Court rules Charlottesville’s tax on freelance authors is unconstitutional
CHARLOTTESVILLE, Va. (WVIR) - A judge in Virginia’s 16th Judicial Circuit declared that it is unconstitutional for Charlottesville’s business license tax to be applied to freelance authors, a victory for an area novelist and the litigators that represented him.
Author Corban Addison brought the case to courts with legal assistance from the Institute for Justice.
“The tax is large enough to be significant,” Addison said. “I’m grateful, especially in these times, not to have an additional bill to pay.”
Attorneys Renée Flaherty and Keith Neely argued that the tax was unfair because nowhere in the city’s code did it say freelance authors were subject to the tax.
The city argued that freelance authors like Addison should be allowed to be taxed because it provides “any other repair personal, or business service not specifically included in other sections of the Code.” Judge Claude V. Worrell, II disagreed in the ruling.
“I sit in an office and type on my computer,” Addison said. “It just never struck me that I would be subject to a licensed tax. So I’m grateful for the clarity.”

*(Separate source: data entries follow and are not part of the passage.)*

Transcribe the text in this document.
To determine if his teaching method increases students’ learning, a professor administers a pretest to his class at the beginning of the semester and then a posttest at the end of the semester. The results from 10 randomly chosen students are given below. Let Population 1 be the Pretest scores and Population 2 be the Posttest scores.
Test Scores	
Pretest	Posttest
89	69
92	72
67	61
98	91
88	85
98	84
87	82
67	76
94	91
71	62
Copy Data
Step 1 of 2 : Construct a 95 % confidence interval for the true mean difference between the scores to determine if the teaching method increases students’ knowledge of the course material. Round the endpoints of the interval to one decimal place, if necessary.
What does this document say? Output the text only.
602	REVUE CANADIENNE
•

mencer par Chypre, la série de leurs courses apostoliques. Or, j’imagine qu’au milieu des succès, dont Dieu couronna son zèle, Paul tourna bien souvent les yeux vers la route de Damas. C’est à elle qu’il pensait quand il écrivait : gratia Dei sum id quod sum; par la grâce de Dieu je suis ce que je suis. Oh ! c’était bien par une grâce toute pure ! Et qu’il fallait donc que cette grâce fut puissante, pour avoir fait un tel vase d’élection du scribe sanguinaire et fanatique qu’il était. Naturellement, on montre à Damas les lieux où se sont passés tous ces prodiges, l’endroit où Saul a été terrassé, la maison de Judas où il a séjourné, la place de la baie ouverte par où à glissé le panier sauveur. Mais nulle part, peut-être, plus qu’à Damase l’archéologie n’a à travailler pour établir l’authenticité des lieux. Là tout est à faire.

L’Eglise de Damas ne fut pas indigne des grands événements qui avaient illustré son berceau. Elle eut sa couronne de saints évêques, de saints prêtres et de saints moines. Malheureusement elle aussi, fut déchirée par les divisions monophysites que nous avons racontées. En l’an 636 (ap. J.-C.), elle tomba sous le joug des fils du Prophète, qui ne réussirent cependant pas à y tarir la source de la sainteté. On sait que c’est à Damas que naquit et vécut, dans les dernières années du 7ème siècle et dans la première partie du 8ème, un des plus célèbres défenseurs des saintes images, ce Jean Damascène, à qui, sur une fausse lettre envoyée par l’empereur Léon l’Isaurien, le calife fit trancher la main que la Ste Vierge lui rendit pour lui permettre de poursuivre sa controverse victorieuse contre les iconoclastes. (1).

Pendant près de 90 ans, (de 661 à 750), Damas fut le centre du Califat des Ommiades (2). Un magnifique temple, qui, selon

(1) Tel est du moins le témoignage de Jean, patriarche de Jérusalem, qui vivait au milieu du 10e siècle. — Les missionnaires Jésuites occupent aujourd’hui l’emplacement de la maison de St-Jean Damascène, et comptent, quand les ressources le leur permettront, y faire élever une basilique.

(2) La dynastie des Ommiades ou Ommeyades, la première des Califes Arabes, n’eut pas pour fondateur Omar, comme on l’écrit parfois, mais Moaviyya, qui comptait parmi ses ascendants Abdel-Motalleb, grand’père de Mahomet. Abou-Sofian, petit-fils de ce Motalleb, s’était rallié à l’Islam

Neely said the ruling was about fairness.
“We’re happy to send a message on behalf of [freelance authors] that they’re not ATMs for the city to use and abuse,” he said. “A large part of the implementation and enforcement of this tax was selective and involved the city going after folks that they thought would turn over and pay that money.”
A similar case brought against Albemarle County by the Institute for Justice, which is representing author John Hart. They say “it is only a matter of time before the county’s tax is declared unconstitutional as well.”